Delhi High Court · 15 Mar 2019 · 2019:DHC:1600
Sunil Gaur
CRL.M.C. 5264/2017
2019:DHC:1600
criminal appeal_dismissed

AI Summary

The High Court held that a maintainability plea under Section 6 of the DSPE Act, once rejected at the charge stage and upheld by the Supreme Court, cannot be raised again during evidence but may be raised at final arguments.

Full Text
Translation output
CRL.M.C. 5264/2017
HIGH COURT OF DELHI
Date of Order: March 15, 2019
CRL.M.C. 5264/2017 & CRL.M.A. 20677-20678/2017
AKHAND PRATAP SINGH .....Petitioner
Through: Mr. V.Madhukar and Mr. Pramod Kumar Singh, Advocates
VERSUS
CBI .....Respondent
Through: Mr. Narender Mann, Special Public Prosecutor
CORAM:
HON'BLE MR. JUSTICE SUNIL GAUR O R D E R (ORAL)
JUDGMENT

1. Trial court vide impugned order of 24th October, 2017 rejects petitioner’s application raising issue of maintainability and continuance of trial, by relying upon Section 6 of the Delhi Special Police Establishment Act, 1946 (hereinafter referred to as DSPE Act).

2. Learned counsel for petitioner draws the attention of this Court to Supreme Court’s order of 1st July, 2016 (Annexure P-19) to point out that Supreme Court had given liberty to petitioner to take all defences, as may be available to him in law, in the course of trial.
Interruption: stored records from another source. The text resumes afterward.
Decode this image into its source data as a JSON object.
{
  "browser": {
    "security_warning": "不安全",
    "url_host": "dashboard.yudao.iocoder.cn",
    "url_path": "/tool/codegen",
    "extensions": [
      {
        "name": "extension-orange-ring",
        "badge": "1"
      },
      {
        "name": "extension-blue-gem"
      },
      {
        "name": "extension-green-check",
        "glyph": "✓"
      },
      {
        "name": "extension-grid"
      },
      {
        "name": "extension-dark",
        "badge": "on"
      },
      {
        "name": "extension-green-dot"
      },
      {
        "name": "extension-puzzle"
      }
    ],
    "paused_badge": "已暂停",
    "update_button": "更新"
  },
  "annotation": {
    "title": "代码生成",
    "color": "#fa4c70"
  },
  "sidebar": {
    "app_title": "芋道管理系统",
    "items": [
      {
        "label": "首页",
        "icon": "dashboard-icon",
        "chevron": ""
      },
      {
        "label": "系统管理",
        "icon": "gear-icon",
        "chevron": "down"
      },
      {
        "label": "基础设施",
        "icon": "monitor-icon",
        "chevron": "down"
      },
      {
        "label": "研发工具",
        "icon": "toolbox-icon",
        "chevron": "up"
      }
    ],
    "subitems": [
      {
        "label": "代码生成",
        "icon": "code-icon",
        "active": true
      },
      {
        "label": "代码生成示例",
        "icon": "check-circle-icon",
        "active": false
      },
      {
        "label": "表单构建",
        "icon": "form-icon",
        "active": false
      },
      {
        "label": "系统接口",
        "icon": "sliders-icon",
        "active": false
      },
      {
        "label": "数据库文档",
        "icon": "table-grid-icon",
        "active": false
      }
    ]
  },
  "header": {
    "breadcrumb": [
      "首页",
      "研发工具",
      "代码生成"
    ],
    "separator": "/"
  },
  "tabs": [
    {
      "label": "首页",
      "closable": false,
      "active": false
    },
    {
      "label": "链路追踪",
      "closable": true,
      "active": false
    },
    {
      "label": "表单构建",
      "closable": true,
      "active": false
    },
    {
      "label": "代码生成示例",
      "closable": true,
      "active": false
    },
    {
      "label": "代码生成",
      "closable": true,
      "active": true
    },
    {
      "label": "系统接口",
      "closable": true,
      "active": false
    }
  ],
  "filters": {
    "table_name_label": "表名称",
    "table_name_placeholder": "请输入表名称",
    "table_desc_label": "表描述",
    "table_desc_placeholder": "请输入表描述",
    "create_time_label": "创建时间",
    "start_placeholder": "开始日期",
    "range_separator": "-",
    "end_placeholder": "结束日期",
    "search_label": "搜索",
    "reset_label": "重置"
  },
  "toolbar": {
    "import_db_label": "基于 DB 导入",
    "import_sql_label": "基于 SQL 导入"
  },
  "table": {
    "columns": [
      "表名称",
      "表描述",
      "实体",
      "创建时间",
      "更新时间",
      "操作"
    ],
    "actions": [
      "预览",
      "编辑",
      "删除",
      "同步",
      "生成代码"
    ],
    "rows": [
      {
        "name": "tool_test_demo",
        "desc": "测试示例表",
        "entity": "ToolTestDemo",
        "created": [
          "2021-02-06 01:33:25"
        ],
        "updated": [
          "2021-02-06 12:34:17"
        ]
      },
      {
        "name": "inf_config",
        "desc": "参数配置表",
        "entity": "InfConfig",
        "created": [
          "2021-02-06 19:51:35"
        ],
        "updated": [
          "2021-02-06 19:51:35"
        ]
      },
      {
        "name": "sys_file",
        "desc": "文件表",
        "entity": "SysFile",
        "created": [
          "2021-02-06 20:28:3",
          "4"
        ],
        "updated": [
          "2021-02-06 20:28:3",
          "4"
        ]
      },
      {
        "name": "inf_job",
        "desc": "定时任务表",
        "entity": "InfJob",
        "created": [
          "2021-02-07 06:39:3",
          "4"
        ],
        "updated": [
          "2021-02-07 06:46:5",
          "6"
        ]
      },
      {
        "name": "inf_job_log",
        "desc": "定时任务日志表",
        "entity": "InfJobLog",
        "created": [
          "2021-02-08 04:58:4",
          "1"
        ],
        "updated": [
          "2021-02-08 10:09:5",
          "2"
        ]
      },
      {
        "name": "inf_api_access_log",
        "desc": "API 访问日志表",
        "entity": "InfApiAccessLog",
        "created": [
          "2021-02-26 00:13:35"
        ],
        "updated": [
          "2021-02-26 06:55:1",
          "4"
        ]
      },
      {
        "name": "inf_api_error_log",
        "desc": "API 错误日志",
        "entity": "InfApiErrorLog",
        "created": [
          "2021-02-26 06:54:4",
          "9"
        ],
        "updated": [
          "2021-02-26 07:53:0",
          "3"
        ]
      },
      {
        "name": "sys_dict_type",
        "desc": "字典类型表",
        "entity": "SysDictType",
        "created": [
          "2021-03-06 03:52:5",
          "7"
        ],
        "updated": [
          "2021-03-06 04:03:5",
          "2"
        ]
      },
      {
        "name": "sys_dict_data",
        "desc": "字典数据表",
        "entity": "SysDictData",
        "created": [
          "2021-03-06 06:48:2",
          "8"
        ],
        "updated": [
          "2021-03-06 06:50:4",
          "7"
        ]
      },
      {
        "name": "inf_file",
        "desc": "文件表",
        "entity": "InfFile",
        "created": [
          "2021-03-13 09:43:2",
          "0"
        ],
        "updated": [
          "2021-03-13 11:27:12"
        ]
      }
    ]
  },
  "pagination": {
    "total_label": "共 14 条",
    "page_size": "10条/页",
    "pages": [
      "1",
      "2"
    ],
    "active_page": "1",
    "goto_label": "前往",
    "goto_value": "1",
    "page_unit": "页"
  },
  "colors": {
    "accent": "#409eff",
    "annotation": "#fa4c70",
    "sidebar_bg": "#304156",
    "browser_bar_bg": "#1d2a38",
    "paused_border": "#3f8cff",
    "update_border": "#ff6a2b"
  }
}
It is submitted that rejection of petitioner’s application by trial court being not maintainable, runs counter to Supreme Court’s order of 1st July, 2016. It is submitted that respondent has to get more than 50 witnesses examined and because 2019:DHC:1600 the trial is vitiated, so subjecting petitioner to the agony of trial would not be in the interest of justice.
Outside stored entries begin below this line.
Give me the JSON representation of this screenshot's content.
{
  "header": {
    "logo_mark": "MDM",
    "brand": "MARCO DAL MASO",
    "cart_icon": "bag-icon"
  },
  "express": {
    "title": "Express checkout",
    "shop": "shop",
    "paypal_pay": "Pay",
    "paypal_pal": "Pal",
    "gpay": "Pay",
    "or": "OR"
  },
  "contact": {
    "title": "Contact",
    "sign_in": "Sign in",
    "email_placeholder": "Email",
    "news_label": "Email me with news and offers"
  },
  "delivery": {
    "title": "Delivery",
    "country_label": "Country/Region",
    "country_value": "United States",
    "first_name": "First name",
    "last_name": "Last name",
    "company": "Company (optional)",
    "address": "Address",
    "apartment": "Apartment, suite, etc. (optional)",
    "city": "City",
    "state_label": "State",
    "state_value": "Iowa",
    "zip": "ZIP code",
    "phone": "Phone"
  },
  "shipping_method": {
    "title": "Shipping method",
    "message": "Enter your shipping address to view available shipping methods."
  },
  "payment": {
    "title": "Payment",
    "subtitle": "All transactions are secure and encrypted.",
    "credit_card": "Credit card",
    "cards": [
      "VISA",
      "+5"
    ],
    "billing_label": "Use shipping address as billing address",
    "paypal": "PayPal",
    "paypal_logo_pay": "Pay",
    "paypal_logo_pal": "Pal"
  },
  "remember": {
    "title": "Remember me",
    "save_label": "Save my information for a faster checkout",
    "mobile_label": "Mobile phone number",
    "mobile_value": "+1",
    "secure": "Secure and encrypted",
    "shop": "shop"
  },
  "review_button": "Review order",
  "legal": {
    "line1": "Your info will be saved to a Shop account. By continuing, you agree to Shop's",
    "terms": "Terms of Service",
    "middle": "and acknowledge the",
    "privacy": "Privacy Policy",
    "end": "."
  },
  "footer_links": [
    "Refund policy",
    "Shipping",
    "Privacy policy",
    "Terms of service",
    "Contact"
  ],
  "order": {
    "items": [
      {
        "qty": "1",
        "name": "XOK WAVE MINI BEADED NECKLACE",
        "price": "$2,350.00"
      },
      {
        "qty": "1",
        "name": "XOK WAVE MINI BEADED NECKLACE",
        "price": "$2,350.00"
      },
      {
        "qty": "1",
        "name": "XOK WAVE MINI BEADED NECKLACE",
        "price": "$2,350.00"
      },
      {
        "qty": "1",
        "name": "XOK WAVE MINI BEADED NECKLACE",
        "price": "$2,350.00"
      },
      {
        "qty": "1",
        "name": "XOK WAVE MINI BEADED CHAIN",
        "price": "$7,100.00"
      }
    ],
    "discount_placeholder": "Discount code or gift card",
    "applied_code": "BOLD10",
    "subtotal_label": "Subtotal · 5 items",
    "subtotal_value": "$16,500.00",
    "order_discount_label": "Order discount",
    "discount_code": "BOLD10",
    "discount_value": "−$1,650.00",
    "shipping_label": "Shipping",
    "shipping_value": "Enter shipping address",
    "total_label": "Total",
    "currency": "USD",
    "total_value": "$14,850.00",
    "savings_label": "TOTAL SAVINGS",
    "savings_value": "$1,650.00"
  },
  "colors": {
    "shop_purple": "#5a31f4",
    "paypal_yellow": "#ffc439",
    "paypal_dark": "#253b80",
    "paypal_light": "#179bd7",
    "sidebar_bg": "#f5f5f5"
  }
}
3. On the contrary, Special Public Prosecutor for respondent-CBI submits that plea of maintainability by resort to Section 6 of DSPE Act, 1946 was taken by petitioner at the charge stage and the said plea has been negated by this Court as well as by Supreme Court, as Special Leave Petition has been dismissed vide order of 1st July, 2016 and so, petitioner cannot urge this plea again amidst trial.
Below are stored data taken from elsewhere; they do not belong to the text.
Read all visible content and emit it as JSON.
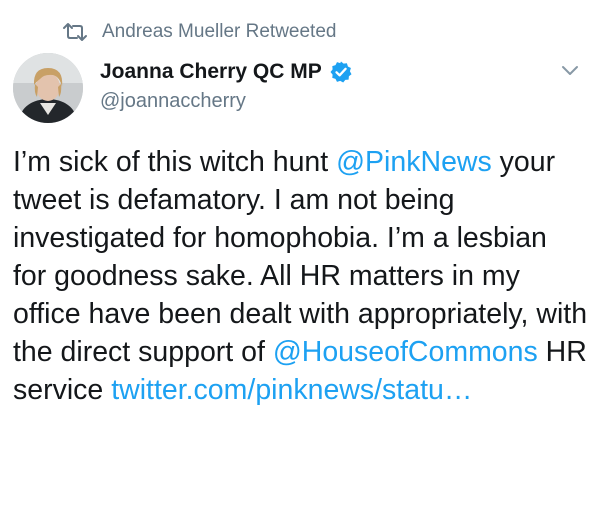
{
  "retweet": {
    "icon": "retweet-icon",
    "label": "Andreas Mueller Retweeted"
  },
  "author": {
    "name": "Joanna Cherry QC MP",
    "handle": "@joannaccherry",
    "verified_icon": "verified-badge-icon",
    "avatar": "avatar"
  },
  "menu": {
    "icon": "chevron-down-icon"
  },
  "tweet": {
    "t1": "I’m sick of this witch hunt ",
    "mention1": "@PinkNews",
    "t2": " your tweet is defamatory. I am not being investigated for homophobia. I’m a lesbian for goodness sake. All HR matters in my office have been dealt with appropriately, with the direct support of ",
    "mention2": "@HouseofCommons",
    "t3": " HR service ",
    "link": "twitter.com/pinknews/statu…"
  },
  "colors": {
    "link": "#1da1f2",
    "muted": "#657786",
    "text": "#14171a",
    "verified": "#1da1f2"
  }
}
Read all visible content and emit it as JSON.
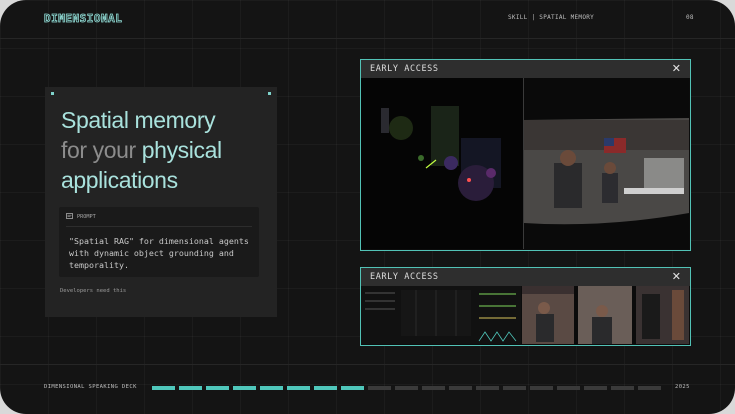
{
  "header": {
    "logo": "DIMENSIONAL",
    "section": "SKILL | SPATIAL MEMORY",
    "slide_number": "08"
  },
  "card": {
    "title_part1": "Spatial memory",
    "title_part2": "for your",
    "title_part3": "physical",
    "title_part4": "applications",
    "prompt_label": "PROMPT",
    "prompt_text": "\"Spatial RAG\" for dimensional agents with dynamic object grounding and temporality.",
    "footnote": "Developers need this"
  },
  "windows": [
    {
      "title": "EARLY ACCESS",
      "close_label": "✕"
    },
    {
      "title": "EARLY ACCESS",
      "close_label": "✕"
    }
  ],
  "footer": {
    "deck_name": "DIMENSIONAL SPEAKING DECK",
    "year": "2025",
    "progress": {
      "current": 8,
      "total": 19
    }
  },
  "colors": {
    "accent": "#4fc7bb",
    "title_highlight": "#a9e2dd",
    "title_muted": "#8c8c8c",
    "background": "#141414"
  }
}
4. Upon hearing and on perusal of impugned order, Supreme Court’s order of 1st July, 2016 and the material on record, I find that petitioner’s plea regarding discontinuance of trial against him has been already negated by this court as well as Supreme Court at the charge stage. However, liberty had been granted to petitioner by Supreme Court vide order of 1st July, 2016, to take all defences, as may be available to him in law, in the course of trial. Though the plea of discontinuance of trial by resort to Section 6 of DSPE Act, 1946 has been already negated at the charge stage, but petitioner is not precluded from raising it at the stage of final arguments. However, amidst trial such a plea is not required to be adjudicated. In this context, the trial court in impugned order has observed that petitioner’s application is not maintainable at the stage of recording of evidence. Since, petitioner’s plea to stall the trial on the basis of Section 6 of DSPE Act, 1946 has not found favour at the charge stage, therefore, such a plea cannot be raised and considered at the stage of recording of evidence.

5. Findings no illegality or infirmity in the impugned order of 24th October, 2017, this petition is disposed of with liberty to petitioner to urge the plea based on Section 6 of DSPE Act, 1946 before the trial court at the stage of final arguments.

6. With aforesaid liberty, this petition and the applications are accordingly disposed of, while not commenting upon the merits of the aforesaid plea or the case.